Die Spaso-Archangelskirche, wie viele andere Kirchen in Romanow, wurde an der Stelle früherer hölzerner Kirchen erbaut, die durch Brände zerstört wurden. Die Genehmigung zum Bau der steinernen Kirche wurde 1746 erteilt. Die untere Kirche wurde am 30. Dezember 1751 zu Ehren der Geburt Christi und des Erzengels Michael geweiht.
Die obere, sommerkirche wurde erst 1770 zu Ehren des Wladimirer Ikone der Gottesmutter geweiht. Fast hundert Jahre diente die Archangelskirche der orthodoxen Gemeinde.

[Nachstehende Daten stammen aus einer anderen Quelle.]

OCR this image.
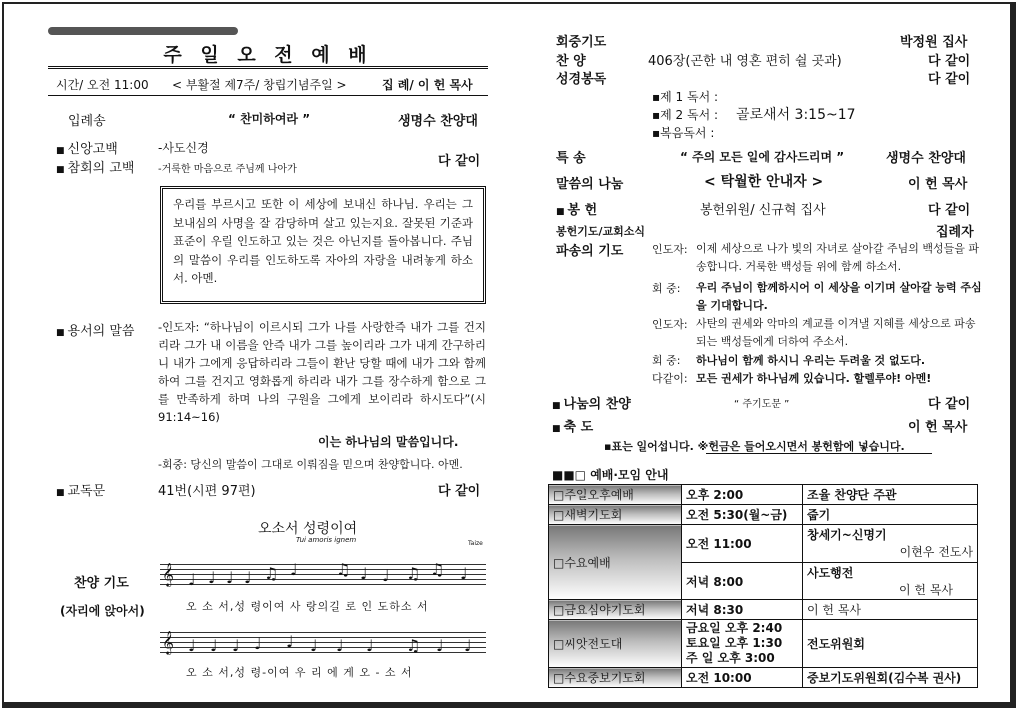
주 일 오 전 예 배
시간/ 오전 11:00 < 부활절 제7주/ 창립기념주일 >	집 례/ 이 헌 목사
입례송	“ 찬미하여라 ”	생명수 찬양대
■ 신앙고백	-사도신경
■ 참회의 고백 -거룩한 마음으로 주님께 나아가
다 같이
우리를 부르시고 또한 이 세상에 보내신 하나님. 우리는 그 보내심의 사명을 잘 감당하며 살고 있는지요. 잘못된 기준과 표준이 우릴 인도하고 있는 것은 아닌지를 돌아봅니다. 주님의 말씀이 우리를 인도하도록 자아의 자랑을 내려놓게 하소서. 아멘.
■ 용서의 말씀 -인도자: “하나님이 이르시되 그가 나를 사랑한즉 내가 그를 건지리라 그가 내 이름을 안즉 내가 그를 높이리라 그가 내게 간구하리니 내가 그에게 응답하리라 그들이 환난 당할 때에 내가 그와 함께 하여 그를 건지고 영화롭게 하리라 내가 그를 장수하게 함으로 그를 만족하게 하며 나의 구원을 그에게 보이리라 하시도다”(시 91:14~16)
이는 하나님의 말씀입니다.
-회중: 당신의 말씀이 그대로 이뤄짐을 믿으며 찬양합니다. 아멘.
■ 교독문	41번(시편 97편)	다 같이
찬양 기도
(자리에 앉아서)
오소서 성령이여
Tui amoris ignem	Taize
𝄞 ♩ ♩ ♩ ♩ ♫ ♩ ♫ ♩ ♩ ♫ ♫ ♩
오 소 서,성 령이여 사 랑의길 로 인 도하소 서
𝄞 ♩ ♩ ♩ ♩ ♩ ♩ ♩ ♩ ♫ ♩ ♩
오 소 서,성 령-이여 우 리 에 게 오 - 소 서
회중기도	박정원 집사
찬 양	406장(곤한 내 영혼 편히 쉴 곳과)	다 같이
성경봉독	다 같이
▪제 1 독서 :
▪제 2 독서 : 골로새서 3:15~17
▪복음독서 :
특 송	“ 주의 모든 일에 감사드리며 ”	생명수 찬양대
말씀의 나눔	< 탁월한 안내자 >	이 헌 목사
■ 봉 헌	봉헌위원/ 신규혁 집사	다 같이
봉헌기도/교회소식	집례자
파송의 기도	인도자: 이제 세상으로 나가 빛의 자녀로 살아갈 주님의 백성들을 파송합니다. 거룩한 백성들 위에 함께 하소서.
회 중: 우리 주님이 함께하시어 이 세상을 이기며 살아갈 능력 주심을 기대합니다.
인도자: 사탄의 권세와 악마의 계교를 이겨낼 지혜를 세상으로 파송되는 백성들에게 더하여 주소서.
회 중: 하나님이 함께 하시니 우리는 두려울 것 없도다.
다같이: 모든 권세가 하나님께 있습니다. 할렐루야! 아멘!
■ 나눔의 찬양	“ 주기도문 ”	다 같이
■ 축 도	이 헌 목사
▪표는 일어섭니다. ※헌금은 들어오시면서 봉헌함에 넣습니다.
■■□ 예배·모임 안내
□주일오후예배	오후 2:00	조율 찬양단 주관
□새벽기도회	오전 5:30(월~금)	줍기
□수요예배	오전 11:00	창세기~신명기
이현우 전도사

	저녁 8:00	사도행전
이 헌 목사

□금요심야기도회	저녁 8:30	이 헌 목사
□씨앗전도대	금요일 오후 2:40
토요일 오후 1:30
주 일 오후 3:00	전도위원회
□수요중보기도회	오전 10:00	중보기도위원회(김수복 권사)
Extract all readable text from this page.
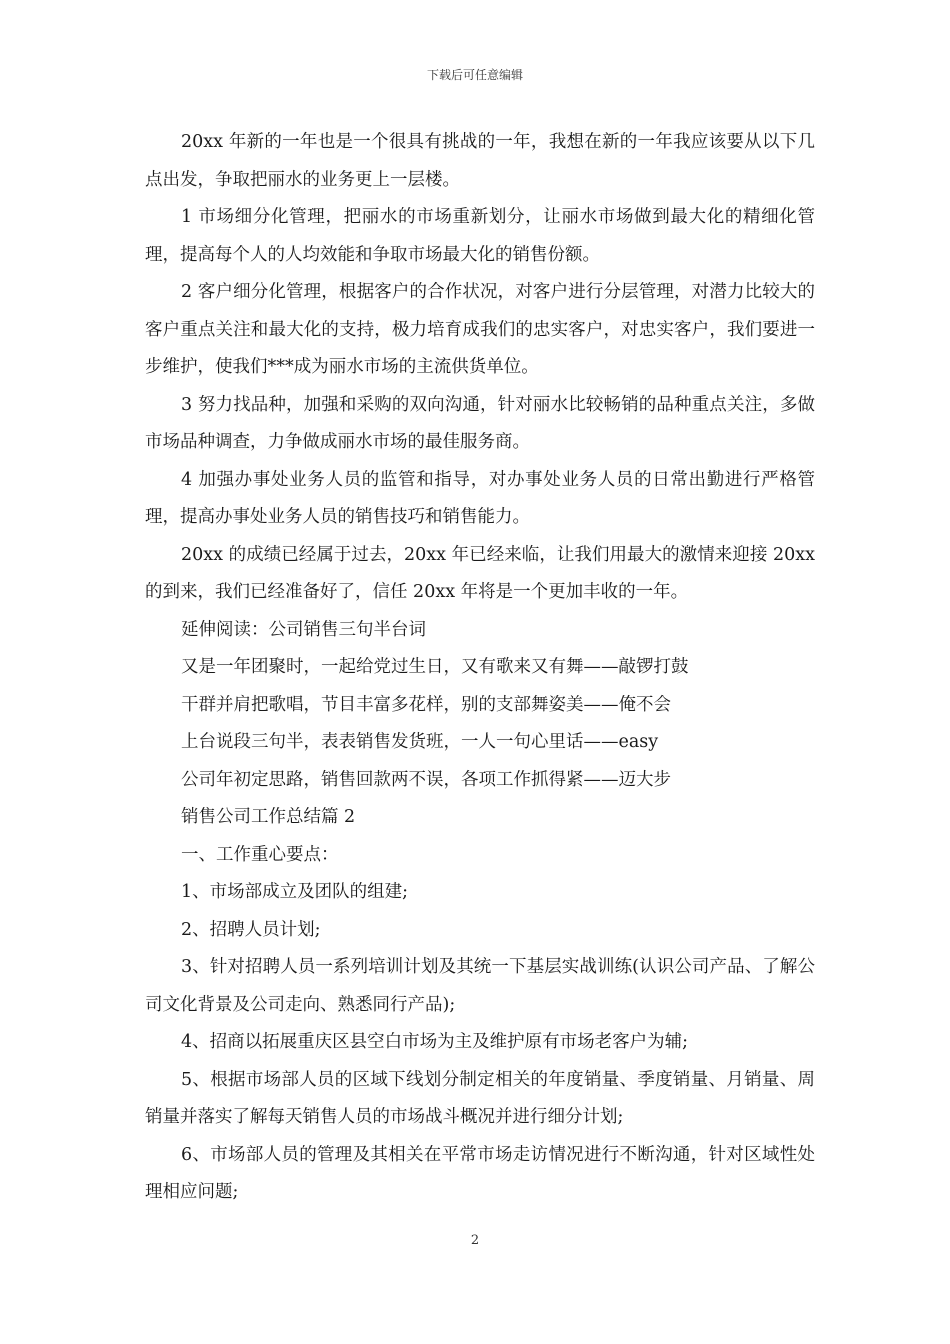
下载后可任意编辑

20xx 年新的一年也是一个很具有挑战的一年，我想在新的一年我应该要从以下几点出发，争取把丽水的业务更上一层楼。

1 市场细分化管理，把丽水的市场重新划分，让丽水市场做到最大化的精细化管理，提高每个人的人均效能和争取市场最大化的销售份额。

2 客户细分化管理，根据客户的合作状况，对客户进行分层管理，对潜力比较大的客户重点关注和最大化的支持，极力培育成我们的忠实客户，对忠实客户，我们要进一步维护，使我们***成为丽水市场的主流供货单位。

3 努力找品种，加强和采购的双向沟通，针对丽水比较畅销的品种重点关注，多做市场品种调查，力争做成丽水市场的最佳服务商。

4 加强办事处业务人员的监管和指导，对办事处业务人员的日常出勤进行严格管理，提高办事处业务人员的销售技巧和销售能力。

20xx 的成绩已经属于过去，20xx 年已经来临，让我们用最大的激情来迎接 20xx 的到来，我们已经准备好了，信任 20xx 年将是一个更加丰收的一年。

延伸阅读：公司销售三句半台词

又是一年团聚时，一起给党过生日，又有歌来又有舞——敲锣打鼓

干群并肩把歌唱，节目丰富多花样，别的支部舞姿美——俺不会

上台说段三句半，表表销售发货班，一人一句心里话——easy

公司年初定思路，销售回款两不误，各项工作抓得紧——迈大步

销售公司工作总结篇 2

一、工作重心要点：

1、市场部成立及团队的组建;

2、招聘人员计划;

3、针对招聘人员一系列培训计划及其统一下基层实战训练(认识公司产品、了解公司文化背景及公司走向、熟悉同行产品);

4、招商以拓展重庆区县空白市场为主及维护原有市场老客户为辅;

5、根据市场部人员的区域下线划分制定相关的年度销量、季度销量、月销量、周销量并落实了解每天销售人员的市场战斗概况并进行细分计划;

6、市场部人员的管理及其相关在平常市场走访情况进行不断沟通，针对区域性处理相应问题;

2
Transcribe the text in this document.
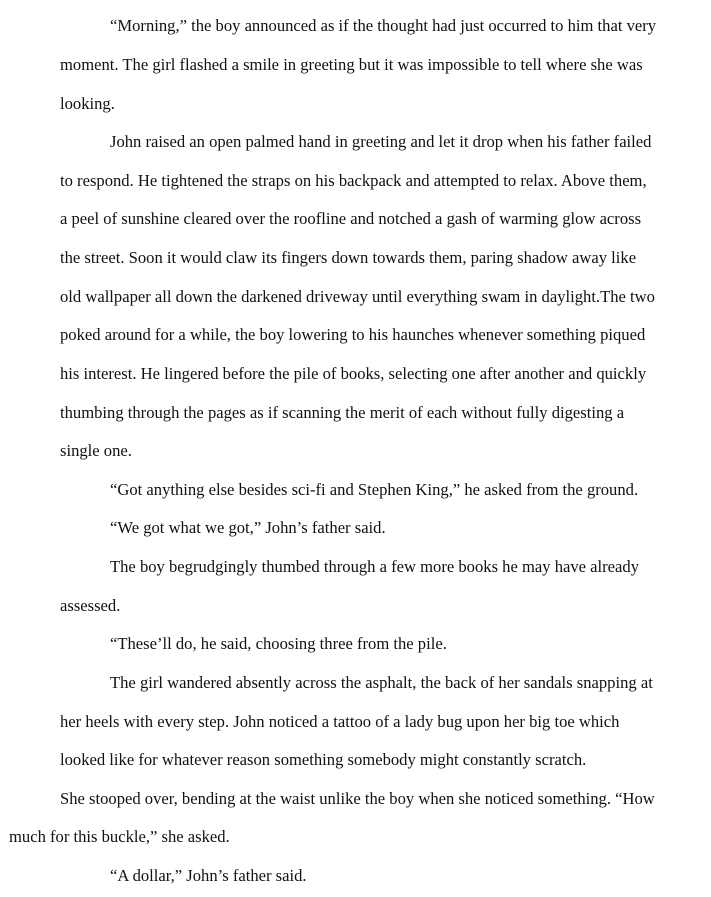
“Morning,” the boy announced as if the thought had just occurred to him that very
moment. The girl flashed a smile in greeting but it was impossible to tell where she was
looking.
John raised an open palmed hand in greeting and let it drop when his father failed
to respond. He tightened the straps on his backpack and attempted to relax. Above them,
a peel of sunshine cleared over the roofline and notched a gash of warming glow across
the street. Soon it would claw its fingers down towards them, paring shadow away like
old wallpaper all down the darkened driveway until everything swam in daylight.The two
poked around for a while, the boy lowering to his haunches whenever something piqued
his interest. He lingered before the pile of books, selecting one after another and quickly
thumbing through the pages as if scanning the merit of each without fully digesting a
single one.
“Got anything else besides sci-fi and Stephen King,” he asked from the ground.
“We got what we got,” John’s father said.
The boy begrudgingly thumbed through a few more books he may have already
assessed.
“These’ll do, he said, choosing three from the pile.
The girl wandered absently across the asphalt, the back of her sandals snapping at
her heels with every step. John noticed a tattoo of a lady bug upon her big toe which
looked like for whatever reason something somebody might constantly scratch.
She stooped over, bending at the waist unlike the boy when she noticed something. “How
much for this buckle,” she asked.
“A dollar,” John’s father said.
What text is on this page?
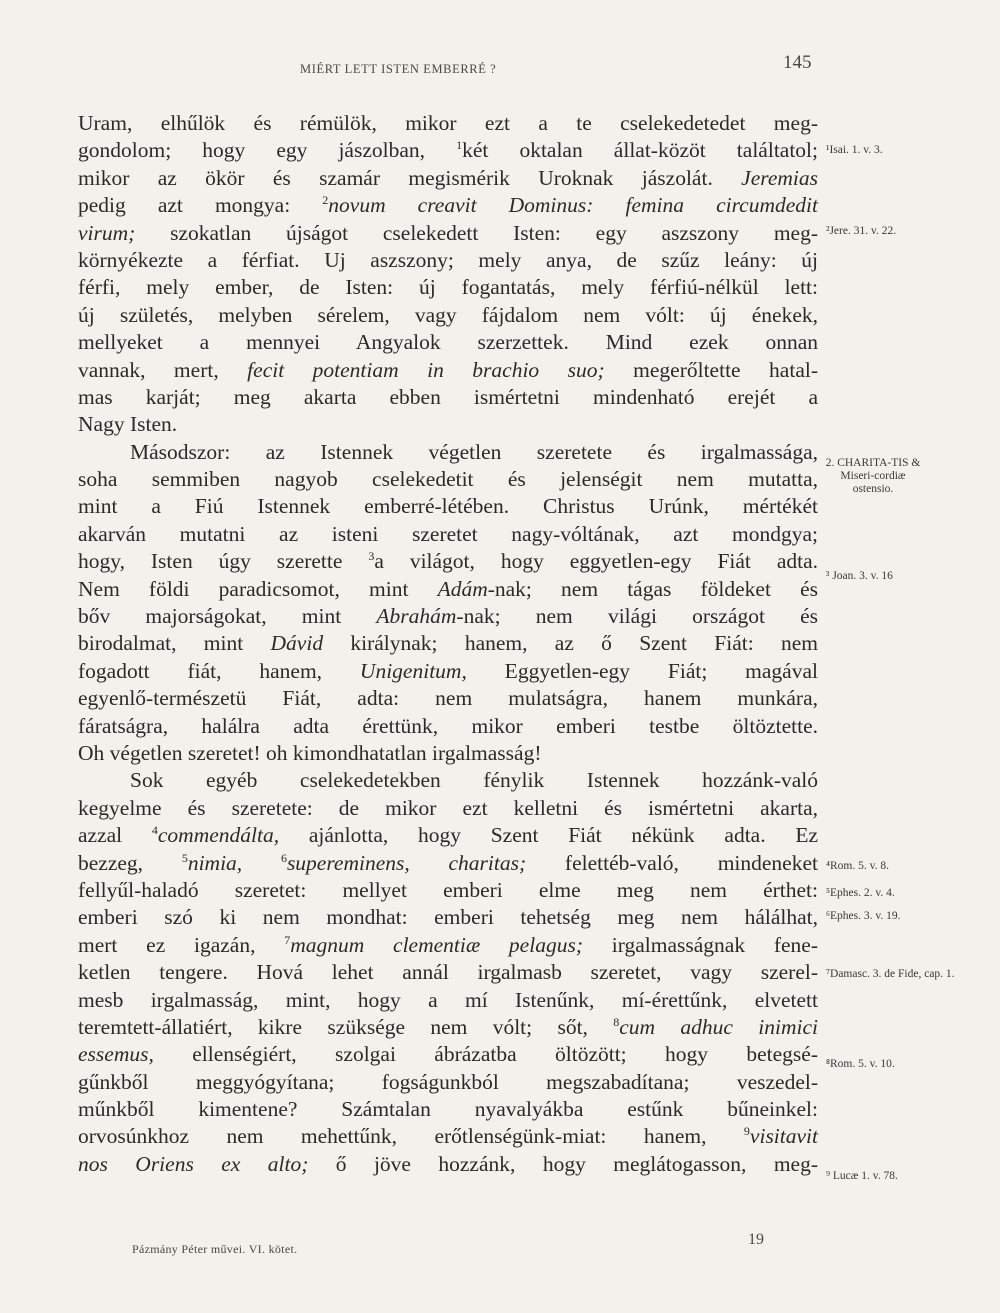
MIÉRT LETT ISTEN EMBERRÉ ?	145
Uram, elhűlök és rémülök, mikor ezt a te cselekedetedet meg-
gondolom; hogy egy jászolban, $^1$két oktalan állat-közöt találtatol;
mikor az ökör és szamár megismérik Uroknak jászolát. Jeremias
pedig azt mongya: $^2$novum creavit Dominus: femina circumdedit
virum; szokatlan újságot cselekedett Isten: egy aszszony meg-
környékezte a férfiat. Uj aszszony; mely anya, de szűz leány: új
férfi, mely ember, de Isten: új fogantatás, mely férfiú-nélkül lett:
új születés, melyben sérelem, vagy fájdalom nem vólt: új énekek,
mellyeket a mennyei Angyalok szerzettek. Mind ezek onnan
vannak, mert, fecit potentiam in brachio suo; megerőltette hatal-
mas karját; meg akarta ebben ismértetni mindenható erejét a
Nagy Isten.
Másodszor: az Istennek végetlen szeretete és irgalmassága,
soha semmiben nagyob cselekedetit és jelenségit nem mutatta,
mint a Fiú Istennek emberré-létében. Christus Urúnk, mértékét
akarván mutatni az isteni szeretet nagy-vóltának, azt mondgya;
hogy, Isten úgy szerette $^3$a világot, hogy eggyetlen-egy Fiát adta.
Nem földi paradicsomot, mint Adám-nak; nem tágas földeket és
bőv majorságokat, mint Abrahám-nak; nem világi országot és
birodalmat, mint Dávid királynak; hanem, az ő Szent Fiát: nem
fogadott fiát, hanem, Unigenitum, Eggyetlen-egy Fiát; magával
egyenlő-természetü Fiát, adta: nem mulatságra, hanem munkára,
fáratságra, halálra adta érettünk, mikor emberi testbe öltöztette.
Oh végetlen szeretet! oh kimondhatatlan irgalmasság!
Sok egyéb cselekedetekben fénylik Istennek hozzánk-való
kegyelme és szeretete: de mikor ezt kelletni és ismértetni akarta,
azzal $^4$commendálta, ajánlotta, hogy Szent Fiát nékünk adta. Ez
bezzeg, $^5$nimia,	$^6$supereminens, charitas; felettéb-való, mindeneket
fellyűl-haladó szeretet: mellyet emberi elme meg nem érthet:
emberi szó ki nem mondhat: emberi tehetség meg nem hálálhat,
mert ez igazán, $^7$magnum clementiæ pelagus; irgalmasságnak fene-
ketlen tengere. Hová lehet annál irgalmasb szeretet, vagy szerel-
mesb irgalmasság, mint, hogy a mí Istenűnk, mí-érettűnk, elvetett
teremtett-állatiért, kikre szükségе nem vólt; sőt, $^8$cum adhuc inimici
essemus, ellenségiért, szolgai ábrázatba öltözött; hogy betegsé-
gűnkből meggyógyítana; fogságunkból megszabadítana; veszedel-
műnkből kimentene? Számtalan nyavalyákba estűnk bűneinkel:
orvosúnkhoz nem mehettűnk, erőtlenségünk-miat: hanem, $^9$visitavit
nos Oriens ex alto; ő jöve hozzánk, hogy meglátogasson, meg-
¹Isai. 1. v. 3.
²Jere. 31. v. 22.
2. CHARITA-TIS & Miseri-cordiæ ostensio.
³ Joan. 3. v. 16
⁴Rom. 5. v. 8.
⁵Ephes. 2. v. 4.
⁶Ephes. 3. v. 19.
⁷Damasc. 3. de Fide, cap. 1.
⁸Rom. 5. v. 10.
⁹ Lucæ 1. v. 78.
Pázmány Péter művei. VI. kötet.
19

Nach der Kirchenspaltung wurden die meisten Bewohner Romanows Altgläubige, die sich in Popowzy und Bespopowzy unterteilten, aber sie hatten keine eigene Kirche. 1854 wurde auf Bitte der örtlichen Altgläubigen der Bau einer einheitlichen hölzernen Kirche im Namen des Märtyrers Nikifor genehmigt. 1855 wurde ihnen mit dem Segen des Heiligen Synods eine der schönsten Kirchen der Stadt, die Archangelskirche, übergeben.
In der unteren Kirche wurde am 29. September ein Altar zu Ehren des Spas Vsemilostivogo geweiht, wonach die Kirche Spaso-Archangelskirche genannt wurde. Obwohl 1883 der Archangelsaltar wegen Platzmangel aufgehoben wurde, blieb dieser Name im Volksgedächtnis erhalten.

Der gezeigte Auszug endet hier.